I was wondering if the extension method is async or not?
If not, how we could implement async?
how about:
Observable.CreateWithDisposable(observer =>
Scheduler.CurrentThread.Schedule(() =>
Mike, you can just call:
NameFinder
.SubscribeOn(Scheduler.NewThread)
.ObserveOn(Scheduler.Dispatcher)
.Subscribe(…);
The extra ObserveOn method is optional and used to make sure your callbacks are called on the UI thread.
ups. Please remove my previous comment if posible.

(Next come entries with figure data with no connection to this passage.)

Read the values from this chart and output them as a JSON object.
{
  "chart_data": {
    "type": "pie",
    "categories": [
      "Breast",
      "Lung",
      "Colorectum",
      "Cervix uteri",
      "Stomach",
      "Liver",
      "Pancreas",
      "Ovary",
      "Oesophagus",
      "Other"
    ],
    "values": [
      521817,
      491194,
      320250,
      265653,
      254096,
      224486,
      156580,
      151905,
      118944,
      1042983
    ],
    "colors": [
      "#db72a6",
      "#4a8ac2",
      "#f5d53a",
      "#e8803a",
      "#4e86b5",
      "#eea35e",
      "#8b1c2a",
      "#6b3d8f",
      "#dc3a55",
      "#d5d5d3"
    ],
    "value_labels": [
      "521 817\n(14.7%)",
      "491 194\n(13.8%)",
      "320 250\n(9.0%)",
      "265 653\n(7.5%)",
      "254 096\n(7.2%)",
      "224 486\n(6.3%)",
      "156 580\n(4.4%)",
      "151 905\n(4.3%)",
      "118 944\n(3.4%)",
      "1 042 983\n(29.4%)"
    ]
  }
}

Full sample of xml streamed reader:
using System;
using System.Concurrency;
using System.IO;
using System.Linq;
using System.Text;
using System.Xml;
using System.Xml.Serialization;
namespace BetradarLiveOdds.Test
{
public class TestReader
{
[Serializable]
public class Test
{
[XmlAttribute]
public int id;
}
public void TestXmlReader()
{
XmlSerializer serializer = new XmlSerializer(typeof(Test));
string fragmentElementName = “Test”;
string XmlData = “”;
var observableReader = Observable.Generate(
XmlReader.Create(new MemoryStream(Encoding.UTF8.GetBytes(XmlData)), GetReaderSettings()),
reader => !reader.EOF && reader.ReadToFollowing(fragmentElementName),
reader => reader, reader => reader.ReadSubtree(), Scheduler.NewThread);
observableReader
.Select(reader =>
{
return ((Test)serializer.Deserialize(reader)).id;
})
.Subscribe(Console.WriteLine);
Console.ReadLine();
}
///
/// Returns streamed XmlReader settings
///
///
///
private static XmlReaderSettings GetReaderSettings()
{
XmlReaderSettings settings = new XmlReaderSettings();
settings.ConformanceLevel = ConformanceLevel.Fragment;
settings.CloseInput = false;
settings.CheckCharacters = false;
settings.DtdProcessing = DtdProcessing.Ignore;
settings.IgnoreComments = false;
settings.IgnoreProcessingInstructions = false;
settings.IgnoreWhitespace = false;
settings.MaxCharactersInDocument = 0;
settings.ValidationType = ValidationType.None;
return settings;
}
}
}
string XmlData = “<Test id=’1′ /><Test id=’2’/><Test id=’3’/><Test id=’4’/><Test id=’5’/><Test id=’6’/><Test id=’7’/><Test id=’8’/>”;
Hi Tim!
Thanks for your reply.
One more question about canceling an operation by using CreateWithDisposable.
check the following code:
public IObservable ParseXML(string xmlString)
{
return Observable.CreateWithDisposable(observer =>
Scheduler.ThreadPool.Schedule((() =>
{
….
}
);
}
What is missing so I could do the following:
IDisposable processor = ParseXML(xml).ObserveOnDispatcher().Subscribe((item) => names.Add(item));
processor.Dispose();
currently the dispose call is not been called.